Usually, a DHCP option is either an IP address or subnetmask or a string. You can specify all kind of options and option data using the custom option feature of the DHCP server.It looks like this:
[General] OPTION_66=“192.168.5.1“ ; IP address of TFTP server OPTION_60="PXEClient" ; string
Some options, especially the vendor specific OPTION_43, are composed of sub-options of different types. It is possible to define OPTION_43 with one sub-option like this:
OPTION_43=08 0E "http://load.me" ;
This defines OPTION_43 with one sub-option 8. Every sub-option consists of a 1 byte tag (08 in this case), 1 byte length (0E in this case, which is 14 dec) and the data with the given length (http://load.me is a 14 byte string). Unfortunatly the length has to be calculated and entered manually as the second byte in hex format.
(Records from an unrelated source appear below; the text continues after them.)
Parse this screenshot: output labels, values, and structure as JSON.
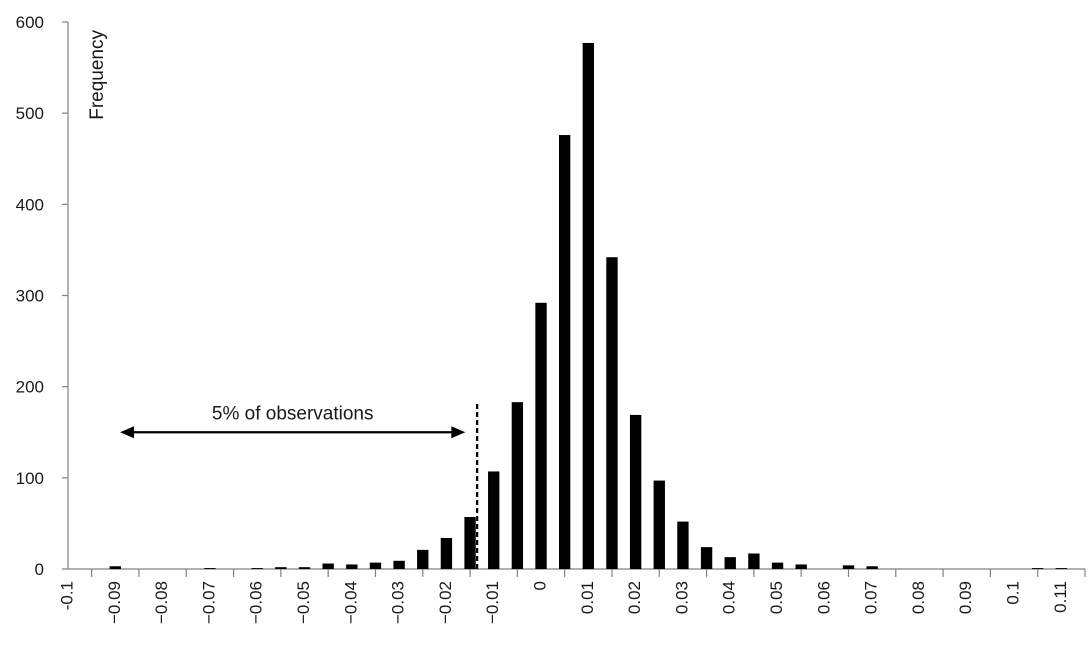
{
  "chart_data": {
    "type": "bar",
    "title": "",
    "xlabel": "",
    "ylabel": "Frequency",
    "ylim": [
      0,
      600
    ],
    "yticks": [
      0,
      100,
      200,
      300,
      400,
      500,
      600
    ],
    "xlim": [
      -0.1,
      0.115
    ],
    "bin_width": 0.005,
    "xtick_values": [
      -0.1,
      -0.09,
      -0.08,
      -0.07,
      -0.06,
      -0.05,
      -0.04,
      -0.03,
      -0.02,
      -0.01,
      0,
      0.01,
      0.02,
      0.03,
      0.04,
      0.05,
      0.06,
      0.07,
      0.08,
      0.09,
      0.1,
      0.11
    ],
    "xtick_labels": [
      "-0.1",
      "−0.09",
      "−0.08",
      "−0.07",
      "−0.06",
      "−0.05",
      "−0.04",
      "−0.03",
      "−0.02",
      "−0.01",
      "0",
      "0.01",
      "0.02",
      "0.03",
      "0.04",
      "0.05",
      "0.06",
      "0.07",
      "0.08",
      "0.09",
      "0.1",
      "0.11"
    ],
    "bar_centers": [
      -0.09,
      -0.07,
      -0.06,
      -0.055,
      -0.05,
      -0.045,
      -0.04,
      -0.035,
      -0.03,
      -0.025,
      -0.02,
      -0.015,
      -0.01,
      -0.005,
      0,
      0.005,
      0.01,
      0.015,
      0.02,
      0.025,
      0.03,
      0.035,
      0.04,
      0.045,
      0.05,
      0.055,
      0.065,
      0.07,
      0.105,
      0.11
    ],
    "values": [
      3,
      1,
      1,
      2,
      2,
      6,
      5,
      7,
      9,
      21,
      34,
      57,
      107,
      183,
      292,
      476,
      577,
      342,
      169,
      97,
      52,
      24,
      13,
      17,
      7,
      5,
      4,
      3,
      1,
      1
    ],
    "grid": false,
    "legend": "none",
    "bar_color": "#000000",
    "var_line": {
      "x": -0.0135,
      "style": "dashed"
    },
    "annotation": {
      "text": "5% of observations",
      "arrow_from": -0.089,
      "arrow_to": -0.016,
      "arrow_y": 150
    }
  }
}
If there is a second sub-option to be specified, such as an IP address as sub-option 6 then the complete OPTION_43 looks like this:
OPTION_43=08 0E "http://load.me" 06 04 192.168.5.1 ;
The sub-option 6 also consists of a tag (06), length (04) and data, as you can easily see above.
Since V2.4, the error-prone task to manually determine the length of the sub-option is replaced by an auto-len feature. With that the example above reads like this:
OPTION_43=08 ( "http://load.me" ) 06 ( 192.168.5.1 ) ;
Everything inside parentheses is automatically prefixed with the length of that data.